Deadzone quantizers [2] are static quasi-uniform scalar quantizers. These are used frequently in lossy compression systems because when the quantization step size is a power of two and the input sample values are integers5, then the representation levels can be found simply by discarding low-significant bits of the input samples (in other words, we only need to perform a bit-shift operation to find the corresponding quantization index). This also means that it is possible to build a progressive encoding system using a deadzone quantizer.

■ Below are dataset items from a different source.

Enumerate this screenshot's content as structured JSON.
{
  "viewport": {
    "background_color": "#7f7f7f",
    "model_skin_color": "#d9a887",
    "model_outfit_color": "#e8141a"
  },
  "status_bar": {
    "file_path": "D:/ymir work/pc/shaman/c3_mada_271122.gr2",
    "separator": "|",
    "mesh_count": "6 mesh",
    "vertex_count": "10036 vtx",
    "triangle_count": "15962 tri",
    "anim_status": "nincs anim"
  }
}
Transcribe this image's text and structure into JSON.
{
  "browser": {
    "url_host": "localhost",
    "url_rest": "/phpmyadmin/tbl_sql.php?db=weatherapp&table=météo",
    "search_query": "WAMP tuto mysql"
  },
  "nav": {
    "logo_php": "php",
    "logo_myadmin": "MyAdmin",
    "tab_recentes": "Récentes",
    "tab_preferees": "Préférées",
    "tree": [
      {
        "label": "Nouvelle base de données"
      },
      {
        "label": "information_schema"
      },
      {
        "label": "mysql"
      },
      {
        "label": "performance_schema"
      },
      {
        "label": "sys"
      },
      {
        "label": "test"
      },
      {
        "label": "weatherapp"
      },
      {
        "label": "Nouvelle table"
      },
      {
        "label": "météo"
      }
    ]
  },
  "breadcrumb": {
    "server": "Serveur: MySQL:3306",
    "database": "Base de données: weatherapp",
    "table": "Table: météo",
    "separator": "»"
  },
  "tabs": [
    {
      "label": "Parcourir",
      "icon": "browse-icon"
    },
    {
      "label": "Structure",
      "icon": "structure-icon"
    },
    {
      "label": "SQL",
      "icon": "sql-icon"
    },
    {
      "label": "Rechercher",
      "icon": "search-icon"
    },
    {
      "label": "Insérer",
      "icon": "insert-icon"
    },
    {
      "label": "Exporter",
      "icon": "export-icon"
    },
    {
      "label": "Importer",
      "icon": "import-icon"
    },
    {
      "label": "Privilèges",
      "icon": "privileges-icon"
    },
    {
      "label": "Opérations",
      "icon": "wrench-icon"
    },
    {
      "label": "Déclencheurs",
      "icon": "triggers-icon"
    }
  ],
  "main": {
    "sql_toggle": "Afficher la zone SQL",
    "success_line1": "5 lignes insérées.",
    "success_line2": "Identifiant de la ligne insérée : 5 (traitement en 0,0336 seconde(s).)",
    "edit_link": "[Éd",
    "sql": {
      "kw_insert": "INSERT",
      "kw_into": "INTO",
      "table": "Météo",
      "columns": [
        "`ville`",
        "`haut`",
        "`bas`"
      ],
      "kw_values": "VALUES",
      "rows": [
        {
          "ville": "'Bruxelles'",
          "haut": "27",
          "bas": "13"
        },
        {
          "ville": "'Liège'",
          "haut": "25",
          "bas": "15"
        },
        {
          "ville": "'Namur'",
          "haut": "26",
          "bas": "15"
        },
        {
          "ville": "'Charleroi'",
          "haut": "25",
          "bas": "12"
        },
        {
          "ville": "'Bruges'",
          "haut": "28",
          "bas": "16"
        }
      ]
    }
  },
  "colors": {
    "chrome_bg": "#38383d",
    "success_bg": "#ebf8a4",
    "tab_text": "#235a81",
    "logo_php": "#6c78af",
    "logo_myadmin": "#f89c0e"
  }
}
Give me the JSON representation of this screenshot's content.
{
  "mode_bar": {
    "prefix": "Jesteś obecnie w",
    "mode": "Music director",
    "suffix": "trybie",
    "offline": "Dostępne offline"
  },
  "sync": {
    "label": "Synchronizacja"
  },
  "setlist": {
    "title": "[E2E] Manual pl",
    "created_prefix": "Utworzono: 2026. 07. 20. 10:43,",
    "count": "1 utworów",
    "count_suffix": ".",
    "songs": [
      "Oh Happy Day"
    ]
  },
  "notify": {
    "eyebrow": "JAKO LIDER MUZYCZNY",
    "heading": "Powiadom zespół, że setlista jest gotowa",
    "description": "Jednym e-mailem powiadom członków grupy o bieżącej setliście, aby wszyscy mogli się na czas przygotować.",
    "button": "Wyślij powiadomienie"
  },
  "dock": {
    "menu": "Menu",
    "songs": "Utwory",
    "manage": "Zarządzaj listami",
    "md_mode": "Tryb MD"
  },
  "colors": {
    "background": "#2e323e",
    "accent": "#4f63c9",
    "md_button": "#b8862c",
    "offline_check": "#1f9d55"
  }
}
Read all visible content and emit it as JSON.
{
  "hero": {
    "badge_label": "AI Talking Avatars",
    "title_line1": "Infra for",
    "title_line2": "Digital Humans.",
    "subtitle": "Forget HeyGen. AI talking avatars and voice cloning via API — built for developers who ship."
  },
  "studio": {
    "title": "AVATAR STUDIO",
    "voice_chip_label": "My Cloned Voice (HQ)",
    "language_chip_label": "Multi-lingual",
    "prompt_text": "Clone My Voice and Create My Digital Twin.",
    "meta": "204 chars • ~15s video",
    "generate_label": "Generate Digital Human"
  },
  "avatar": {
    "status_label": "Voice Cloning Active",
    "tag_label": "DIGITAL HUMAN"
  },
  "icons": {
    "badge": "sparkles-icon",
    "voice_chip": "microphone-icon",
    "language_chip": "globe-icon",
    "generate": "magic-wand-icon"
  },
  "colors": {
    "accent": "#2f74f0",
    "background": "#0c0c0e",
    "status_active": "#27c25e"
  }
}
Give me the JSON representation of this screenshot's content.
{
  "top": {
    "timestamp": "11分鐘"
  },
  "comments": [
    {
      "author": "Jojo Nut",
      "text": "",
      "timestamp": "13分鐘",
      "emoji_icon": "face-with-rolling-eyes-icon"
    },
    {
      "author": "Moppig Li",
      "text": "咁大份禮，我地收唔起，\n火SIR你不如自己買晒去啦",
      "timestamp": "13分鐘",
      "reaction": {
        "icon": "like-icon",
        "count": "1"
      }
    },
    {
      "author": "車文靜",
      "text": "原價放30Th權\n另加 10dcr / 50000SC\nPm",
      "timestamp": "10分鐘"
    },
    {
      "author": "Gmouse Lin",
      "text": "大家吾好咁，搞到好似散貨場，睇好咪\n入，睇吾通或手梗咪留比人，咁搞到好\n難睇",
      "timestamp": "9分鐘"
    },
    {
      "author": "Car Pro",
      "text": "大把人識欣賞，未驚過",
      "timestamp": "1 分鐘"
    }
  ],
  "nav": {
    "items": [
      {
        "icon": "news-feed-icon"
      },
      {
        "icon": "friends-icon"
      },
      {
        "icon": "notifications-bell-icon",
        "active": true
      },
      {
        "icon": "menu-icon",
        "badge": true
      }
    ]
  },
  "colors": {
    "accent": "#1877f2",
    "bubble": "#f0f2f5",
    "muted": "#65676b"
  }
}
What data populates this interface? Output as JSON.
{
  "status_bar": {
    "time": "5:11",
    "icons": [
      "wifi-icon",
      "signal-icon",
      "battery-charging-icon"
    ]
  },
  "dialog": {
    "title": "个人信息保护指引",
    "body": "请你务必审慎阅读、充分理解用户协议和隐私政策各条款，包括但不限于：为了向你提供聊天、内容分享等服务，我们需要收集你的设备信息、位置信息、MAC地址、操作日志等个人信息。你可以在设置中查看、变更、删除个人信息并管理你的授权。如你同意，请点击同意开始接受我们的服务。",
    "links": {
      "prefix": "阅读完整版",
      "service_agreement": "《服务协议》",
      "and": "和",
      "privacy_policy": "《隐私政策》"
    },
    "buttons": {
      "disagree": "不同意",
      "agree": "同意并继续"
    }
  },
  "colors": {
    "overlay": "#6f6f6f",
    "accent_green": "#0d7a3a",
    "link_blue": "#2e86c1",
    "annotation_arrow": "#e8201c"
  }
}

Another reason why dead-zone quantization is popular in lossy encoding systems is that it tends to remove electronic noise more than other scalar quantizers where the signal is weaker. If we suppose that the signal has 0 average6 and that the dead-zone is placed where the SNR is smaller, we basically replace electronic noise by quantization noise7. Obviously, this does not improve the RD performance of the encoder, but the perceived (subjective) quality is increased for the same bit rate.8
A Lloyd-Max quantizer [2] minimizes quantization noise given a signal with a known probabilistic distribution (histogram) of the input samples. As a result, the density of quantization intervals is higher where the probability of the samples is higher, and vice versa.
Lloyd-Max quantizers are considered non-uniform quantizers. Notice that the histogram must be also known by the decoder to “restore”9 the information.
Vector quantizers [5] input blocks10 of samples and output a quantization index per block. For example, in most natural images, the spatial correlation [6] generates that some blocks of the image are similar to other blocks. If this is true, we can compute a set of centroids (blocks) and use them to represent the original blocks. As a result, we will obtain a matrix of quantization indexes that can be entropy coded.
Note that VQ exploits the spatial correlation. For this reason, the encoding performance of a vector quantizer is usually superior compared to that of a scalar quantizer because the number of output quantization indexes11 is smaller.
[1] V. González-Ruiz. Information Theory.
[2] V. González-Ruiz. Scalar Quantization.
[3] V. González-Ruiz. Signal Quantization.
[4] V. González-Ruiz. Trellis Coding Quantization.
[5] V. González-Ruiz. Vector Quantization.
[6] V. González-Ruiz. Visual Redundancy.
1Dequantization does not exist.
2If the signal has more than 1 dimension, the process is exactly the same, but we don’t speak of intervals, but regions, for example, in the 2D case.
3Notice that, in an uniform quantizer, the distance between all the decision levels is also \(\Delta \).
4Notice that, in the case of the quantizer depends on the characteristics of the signal but they are known a priori, it should be considered static.
5... and negative integers are represented using two’s complement ...
6The electronic noise has 0 average and a flat spectrum.
7Which also has 0 average and a flat spectrum
8Obviously, if the electronic noise is perceived as a source of distortion comparable to the quantization noise.
9Remember that quantization is a irreversible process and therefore, the original signal is never restored (except if \(\Delta =1\) and we are using digital quantization).
10If we are removing spatial redundancy, the blocks are usually squared tiles of pixels. If we remove color redundancy, the blocks are multicomponent pixels, for example, RGB values.
11Indexes of the centroids.
12Spatial transforms are studied later in this course.